The Cubic-Two-State Equation of State: Cross-associating mixtures and Monte Carlo study of self-associating prototypes

A new equation of state for associating fluids has recently been presented by Medeiros and Tellez-Arredondo, the Cubic-Two-State Equation of State (CTS EoS) [Ind. Eng. Chem. Res. 47 (2008) 5723]. This equation arises from the coupling of the Soave–Redlich–Kwong EoS (SRK) with an association term from a two-state association model. The CTS EoS is polynomial in volume and it is able to describe vapor pressures and molar volume of associating fluids such as water, alcohol and phenol, among others. The equation is also able to describe the liquid–vapor equilibria of their mixtures with alkanes. In this paper, the physical and thermodynamic foundations of the CTS EoS are further investigated.

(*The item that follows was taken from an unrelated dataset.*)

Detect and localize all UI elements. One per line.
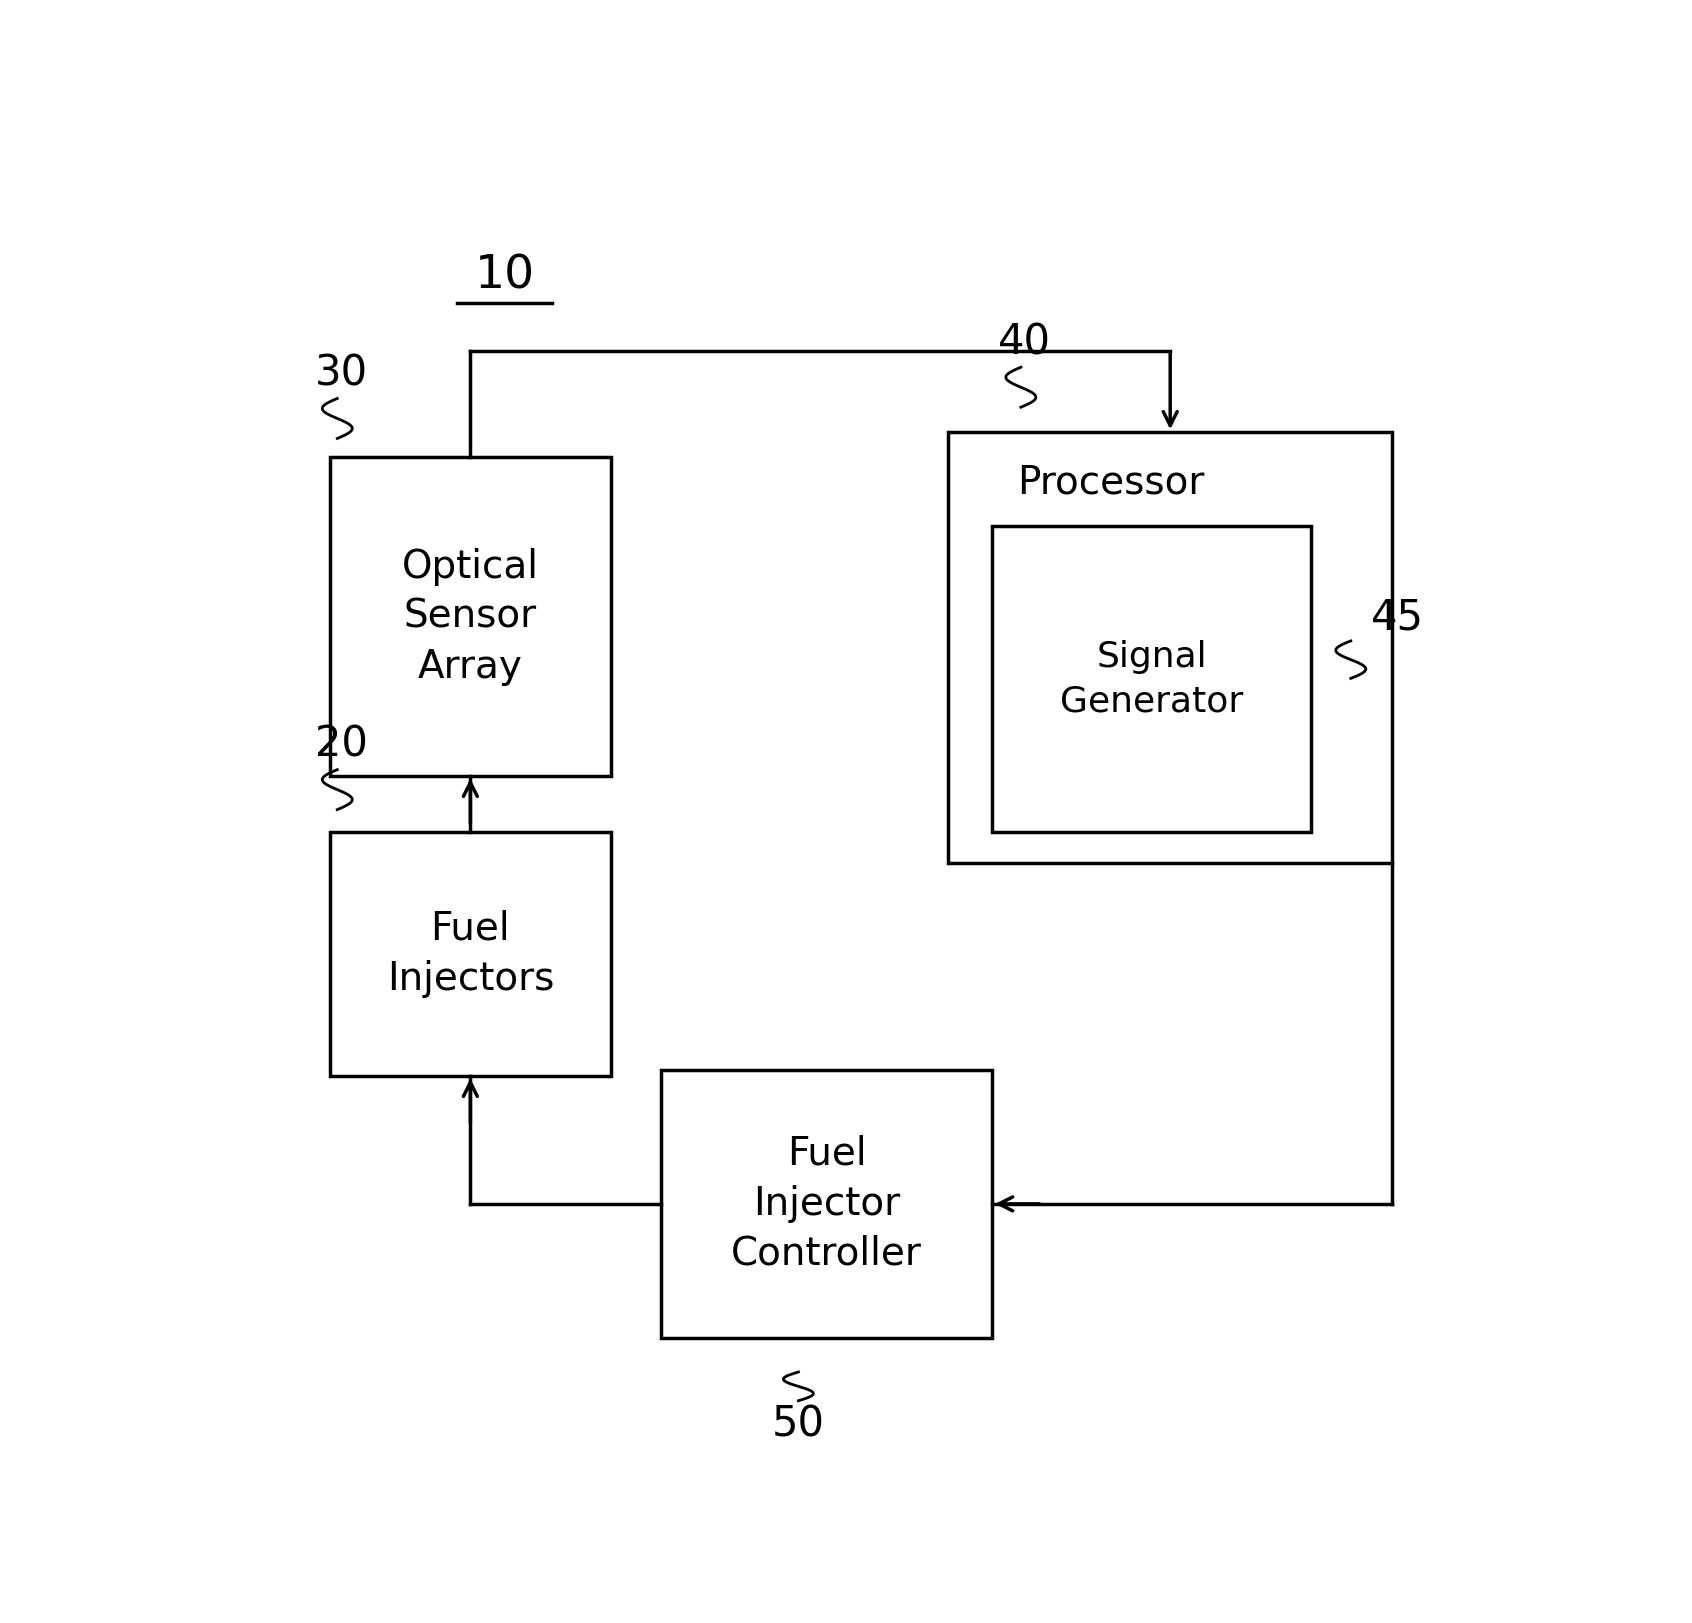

In order to verify its applicability for cross-associating systems, the equation was employed in the prediction of phase equilibria behavior of binary alcohol–alcohol and water–alcohol mixtures. Very good agreement between predictions and experimental phase equilibria data was obtained with very simple combining rules and only one adjustable binary parameter. No additional parameters were necessary to describe ternary systems. With the purpose of checking the model's hypothesis and limitations, the two-state association term was coupled with the hard sphere Carnahan–Starling EoS, forming the CS-TS equation and the association characteristic parameters were determined theoretically for prototype association fluids. Monte Carlo NPT simulations of such fluids were performed and the results were compared with the equation's predictions. The CS-TS was able to describe qualitatively the pvT$pvT$ behavior of the prototype; nevertheless, it is not as accurate as those predictions obtained from the combination CS with Wertheim's association term. It seems that, when adjusting parameters of the CTS EoS to real substances, the discrepancies between the predicted and the real association contribution are dissipated among other adjustable parameters, specially on the dispersive term of the SRK equation. Finally, it is shown that CTS EoS isotherms can only have one or three real bigger roots than the co-volume for positive pressures, similar to cubic equations of state, and then it has the desirable form to describe vapor–liquid phase equilibria of associating compounds mixtures.